La policía israelí anunció este jueves la detención de un hombre de 36 años como presunto autor de la agresión a una religiosa francesa ocurrida el pasado martes cerca de la tumba del rey David, en el Monte Sión, en Jerusalén.
El ataque llega en pleno aumento de agresiones físicas y hostigamiento a cristianos en Israel
El ataque llega en pleno aumento de agresiones físicas y hostigamiento a cristianos en Israel


La policía israelí anunció la detención de un hombre de 36 años como presunto autor de la agresión a una religiosa francesa ocurrida el pasado martes cerca de la tumba del rey David, en el Monte Sión, en Jerusalén.
La víctima es una religiosa de 48 años, nacida en Francia y que trabaja como investigadora en la Escuela Bíblica y Arqueológica Francesa de Jerusalén. En un vídeo que se ha difundido en redes sociales se aprecia cómo la mujer es perseguida por un individuo que la aborda por la espalda, la tira de un empujón y la patea estando en el suelo. Otra imagen difundida posteriormente por las autoridades la muestra con varios hematomas en el rostro.
El director de la institución académica, el padre Olivier Poquillon, se refirió a lo ocurrido en un mensaje publicado el jueves en la red social X, en el que afirmó que “el flagelo del odio es un desafío compartido”. Poquillon agradeció la ayuda prestada por las personas que acudieron a auxiliar a la religiosa durante la agresión, así como el apoyo recibido por parte de diplomáticos y estudiantes.
En un comunicado, la policía israelí subrayó que se toma “con la máxima seriedad” cualquier acto de violencia “motivado por una posible intención racista y dirigido contra miembros del clero”. El sospechoso permanece bajo custodia.
A esta agresión contra una religiosa cristiana se suma otro incidente ocurrido a principios de abril, en el que dos soldados israelíes vandalizaron una estatua de Cristo en la localidad de Debel, en el sur del Líbano. Los soldados fueron expulsados por el Ejército israelí después de que el ataque provocara una amplia condena pública.
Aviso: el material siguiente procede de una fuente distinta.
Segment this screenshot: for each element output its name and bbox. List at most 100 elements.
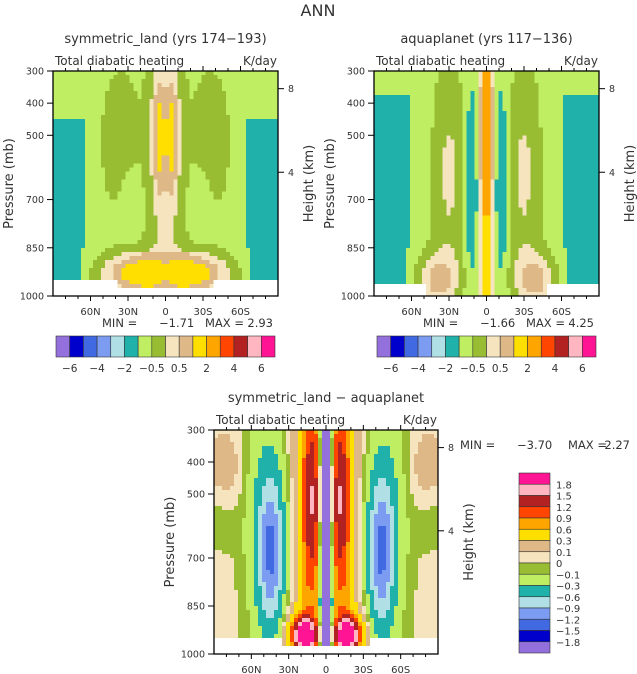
contour-cell bbox=[77, 159, 82, 164]
contour-cell bbox=[506, 167, 512, 172]
contour-cell bbox=[153, 271, 158, 277]
contour-cell bbox=[73, 107, 78, 112]
contour-cell bbox=[241, 279, 247, 285]
contour-cell bbox=[125, 223, 130, 229]
contour-cell bbox=[77, 223, 82, 229]
contour-cell bbox=[406, 75, 411, 80]
contour-cell bbox=[257, 211, 263, 217]
contour-cell bbox=[85, 103, 90, 108]
contour-cell bbox=[446, 155, 451, 160]
colorbar-box bbox=[55, 335, 70, 358]
contour-cell bbox=[410, 143, 415, 148]
contour-cell bbox=[450, 167, 455, 172]
contour-cell bbox=[173, 267, 178, 273]
contour-cell bbox=[213, 187, 219, 192]
contour-cell bbox=[430, 151, 435, 156]
contour-cell bbox=[137, 227, 142, 233]
contour-cell bbox=[165, 83, 170, 88]
contour-cell bbox=[205, 279, 211, 285]
contour-cell bbox=[566, 187, 572, 192]
contour-cell bbox=[193, 183, 199, 188]
contour-cell bbox=[261, 175, 267, 180]
contour-cell bbox=[526, 131, 532, 136]
contour-cell bbox=[582, 163, 588, 168]
contour-cell bbox=[261, 231, 267, 237]
contour-cell bbox=[189, 95, 195, 100]
contour-cell bbox=[402, 79, 407, 84]
contour-cell bbox=[193, 203, 199, 209]
contour-cell bbox=[125, 143, 130, 148]
contour-cell bbox=[269, 235, 275, 241]
contour-cell bbox=[386, 159, 391, 164]
contour-cell bbox=[153, 127, 158, 132]
contour-cell bbox=[137, 99, 142, 104]
contour-cell bbox=[189, 191, 195, 196]
contour-cell bbox=[61, 115, 66, 120]
contour-cell bbox=[518, 151, 524, 156]
contour-cell bbox=[249, 127, 255, 132]
contour-cell bbox=[105, 135, 110, 140]
contour-cell bbox=[450, 135, 455, 140]
contour-cell bbox=[518, 71, 524, 76]
contour-cell bbox=[141, 87, 146, 92]
contour-cell bbox=[153, 139, 158, 144]
contour-cell bbox=[89, 87, 94, 92]
contour-cell bbox=[113, 275, 118, 281]
contour-cell bbox=[249, 279, 255, 285]
contour-cell bbox=[217, 207, 223, 213]
contour-cell bbox=[470, 159, 475, 164]
contour-cell bbox=[113, 231, 118, 237]
contour-cell bbox=[189, 127, 195, 132]
contour-cell bbox=[229, 211, 235, 217]
contour-cell bbox=[201, 227, 207, 233]
contour-cell bbox=[402, 187, 407, 192]
contour-cell bbox=[566, 79, 572, 84]
contour-cell bbox=[458, 187, 463, 192]
contour-cell bbox=[129, 95, 134, 100]
contour-cell bbox=[586, 83, 592, 88]
contour-cell bbox=[133, 115, 138, 120]
contour-cell bbox=[237, 195, 243, 200]
contour-cell bbox=[65, 163, 70, 168]
contour-cell bbox=[105, 151, 110, 156]
contour-cell bbox=[93, 247, 98, 253]
contour-cell bbox=[454, 151, 459, 156]
contour-cell bbox=[241, 195, 247, 200]
contour-cell bbox=[121, 127, 126, 132]
contour-cell bbox=[85, 127, 90, 132]
contour-cell bbox=[93, 131, 98, 136]
contour-cell bbox=[426, 91, 431, 96]
contour-cell bbox=[434, 191, 439, 196]
contour-cell bbox=[97, 219, 102, 225]
contour-cell bbox=[85, 71, 90, 76]
contour-cell bbox=[85, 207, 90, 213]
contour-cell bbox=[73, 203, 78, 209]
contour-cell bbox=[594, 79, 600, 84]
contour-cell bbox=[81, 247, 86, 253]
contour-cell bbox=[233, 123, 239, 128]
contour-cell bbox=[410, 91, 415, 96]
contour-cell bbox=[273, 111, 279, 116]
contour-cell bbox=[225, 163, 231, 168]
contour-cell bbox=[113, 171, 118, 176]
contour-cell bbox=[189, 171, 195, 176]
contour-cell bbox=[245, 291, 251, 297]
contour-cell bbox=[77, 115, 82, 120]
contour-cell bbox=[470, 175, 475, 180]
contour-cell bbox=[65, 275, 70, 281]
contour-cell bbox=[402, 171, 407, 176]
contour-cell bbox=[173, 283, 178, 289]
contour-cell bbox=[133, 247, 138, 253]
contour-cell bbox=[201, 159, 207, 164]
contour-cell bbox=[590, 103, 596, 108]
contour-cell bbox=[53, 115, 58, 120]
contour-cell bbox=[482, 115, 487, 120]
contour-cell bbox=[197, 287, 203, 293]
contour-cell bbox=[165, 107, 170, 112]
contour-cell bbox=[546, 115, 552, 120]
contour-cell bbox=[506, 155, 512, 160]
contour-cell bbox=[530, 135, 536, 140]
contour-cell bbox=[558, 103, 564, 108]
contour-cell bbox=[446, 183, 451, 188]
contour-cell bbox=[197, 291, 203, 297]
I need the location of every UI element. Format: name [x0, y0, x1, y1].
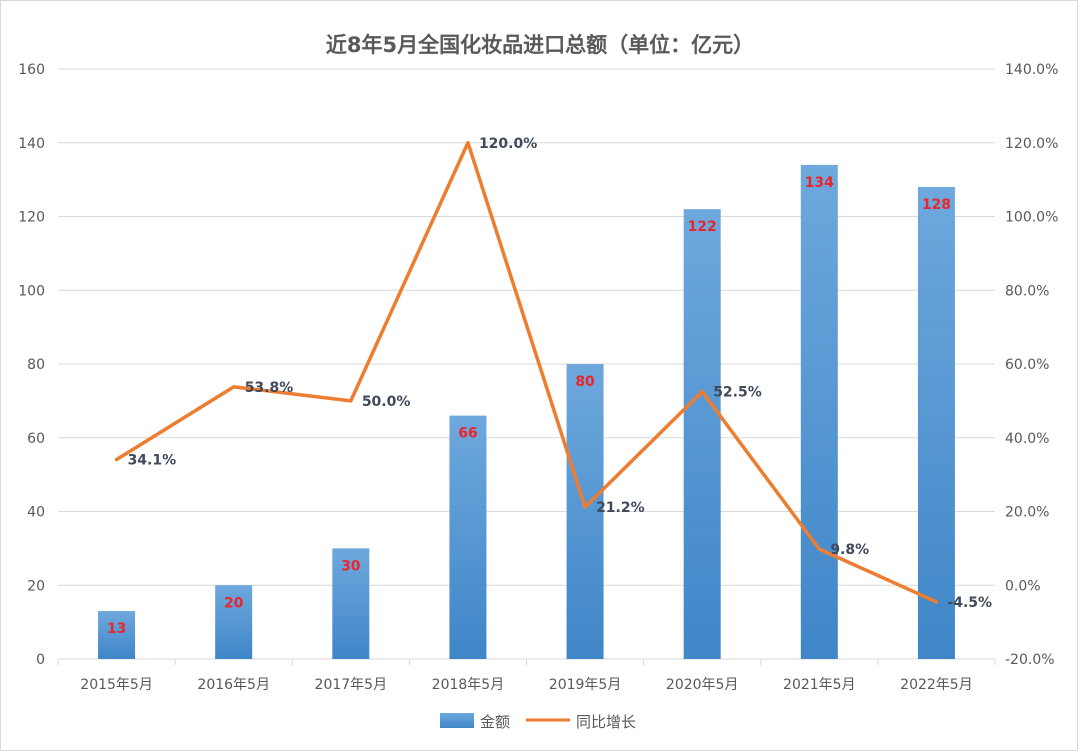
legend-label-line: 同比增长: [576, 713, 636, 731]
x-tick-label: 2018年5月: [432, 677, 505, 693]
x-tick-label: 2017年5月: [315, 677, 388, 693]
bar: [215, 585, 253, 659]
legend-label-bar: 金额: [480, 713, 510, 731]
left-tick-label: 60: [27, 431, 45, 447]
bar: [917, 187, 955, 659]
bar: [449, 415, 487, 659]
left-tick-label: 100: [18, 283, 45, 299]
left-tick-label: 20: [27, 578, 45, 594]
gridlines: [58, 68, 995, 660]
bar: [566, 364, 604, 659]
line-data-label: 21.2%: [596, 500, 645, 516]
legend: 金额 同比增长: [440, 713, 636, 731]
left-tick-label: 0: [36, 652, 45, 668]
legend-swatch-bar: [440, 713, 474, 728]
bar-data-label: 13: [107, 621, 126, 637]
bar: [332, 548, 370, 659]
right-tick-label: 120.0%: [1005, 136, 1058, 152]
left-tick-label: 160: [18, 62, 45, 78]
line-data-label: -4.5%: [947, 595, 992, 611]
x-axis-ticks: 2015年5月 2016年5月 2017年5月 2018年5月 2019年5月 2020年…: [57, 659, 996, 693]
x-tick-label: 2019年5月: [549, 677, 622, 693]
bar-data-label: 134: [805, 175, 834, 191]
left-tick-label: 140: [18, 136, 45, 152]
bar: [98, 611, 136, 659]
right-tick-label: 20.0%: [1005, 505, 1049, 521]
bar-series: [98, 164, 955, 659]
x-tick-label: 2020年5月: [666, 677, 739, 693]
bar-data-label: 20: [224, 595, 244, 611]
x-tick-label: 2021年5月: [783, 677, 856, 693]
right-tick-label: 0.0%: [1005, 578, 1041, 594]
bar-data-label: 128: [922, 197, 951, 213]
line-data-label: 9.8%: [830, 542, 869, 558]
right-tick-label: -20.0%: [1005, 652, 1055, 668]
right-tick-label: 40.0%: [1005, 431, 1049, 447]
x-tick-label: 2022年5月: [900, 677, 973, 693]
x-tick-label: 2016年5月: [197, 677, 270, 693]
right-tick-label: 100.0%: [1005, 210, 1058, 226]
left-tick-label: 40: [27, 505, 45, 521]
line-data-label: 34.1%: [128, 453, 177, 469]
bar-data-label: 80: [575, 374, 595, 390]
growth-line: [114, 141, 939, 604]
right-tick-label: 60.0%: [1005, 357, 1049, 373]
left-tick-label: 80: [27, 357, 45, 373]
line-data-label: 50.0%: [362, 394, 411, 410]
right-tick-label: 140.0%: [1005, 62, 1058, 78]
line-data-label: 52.5%: [713, 385, 762, 401]
bar-data-label: 66: [458, 426, 477, 442]
line-data-label: 53.8%: [245, 380, 294, 396]
left-axis-ticks: 0 20 40 60 80 100 120 140 160: [18, 62, 45, 668]
left-tick-label: 120: [18, 210, 45, 226]
x-tick-label: 2015年5月: [80, 677, 153, 693]
bar-data-label: 30: [341, 558, 361, 574]
bar-data-labels: 13 20 30 66 80 122 134 128: [107, 175, 951, 637]
bar: [800, 164, 838, 659]
line-data-label: 120.0%: [479, 136, 537, 152]
right-axis-ticks: -20.0% 0.0% 20.0% 40.0% 60.0% 80.0% 100.0% 120.…: [1005, 62, 1058, 668]
right-tick-label: 80.0%: [1005, 283, 1049, 299]
line-data-labels: 34.1% 53.8% 50.0% 120.0% 21.2% 52.5% 9.8% -4.5%: [128, 136, 993, 611]
line-series: [114, 141, 939, 604]
bar: [683, 209, 721, 659]
chart-title: 近8年5月全国化妆品进口总额（单位：亿元）: [326, 33, 754, 57]
bar-data-label: 122: [688, 219, 717, 235]
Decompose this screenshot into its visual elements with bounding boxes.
Diversas organizaciones religiosas han constatado un aumento de los actos de hostigamiento y de la violencia contra peregrinos y miembros del clero cristiano, así como contra cristianos palestinos residentes en Jerusalén. Entre los incidentes denunciados figuran agresiones físicas y escupitajos, perpetrados a menudo —según estas entidades— por estudiantes ultraortodoxos de yeshivás judías.
El Ministerio de Asuntos Exteriores de Israel calificó el ataque como un “acto vergonzoso” y reafirmó el compromiso del país con la protección de la libertad religiosa y de culto para todas las confesiones. “La violencia contra personas inocentes, y especialmente contra miembros de comunidades religiosas, no tiene cabida en nuestra sociedad”, señaló el ministerio, que insistió en su “política firme contra la violencia” y en la voluntad de llevar a los responsables ante la justicia con rapidez.
La dirección de la Escuela Bíblica y Arqueológica Francesa ha condenado enérgicamente lo ocurrido y denunciado el carácter “no provocado” de la agresión. La Facultad de Humanidades de la Universidad Hebrea de Jerusalén expresó asimismo su “profunda conmoción” por los hechos y advirtió de que no se trata de un episodio aislado. En un comunicado, la institución afirmó que el ataque forma parte de “un patrón preocupante de creciente hostilidad hacia la comunidad cristiana y sus símbolos”.
El arresto tiene lugar en un momento en que el trato de Israel a las minorías religiosas está siendo objeto de crítica, pocas semanas después de que la policía impusiera restricciones al acceso a los actos de culto festivos tanto de musulmanes como de cristianos, una medida que afectó incluso al patriarca latino de Jerusalén, el cardenal Pierbattista Pizzaballa, aunque posteriormente el Gobierno israelí rectificó.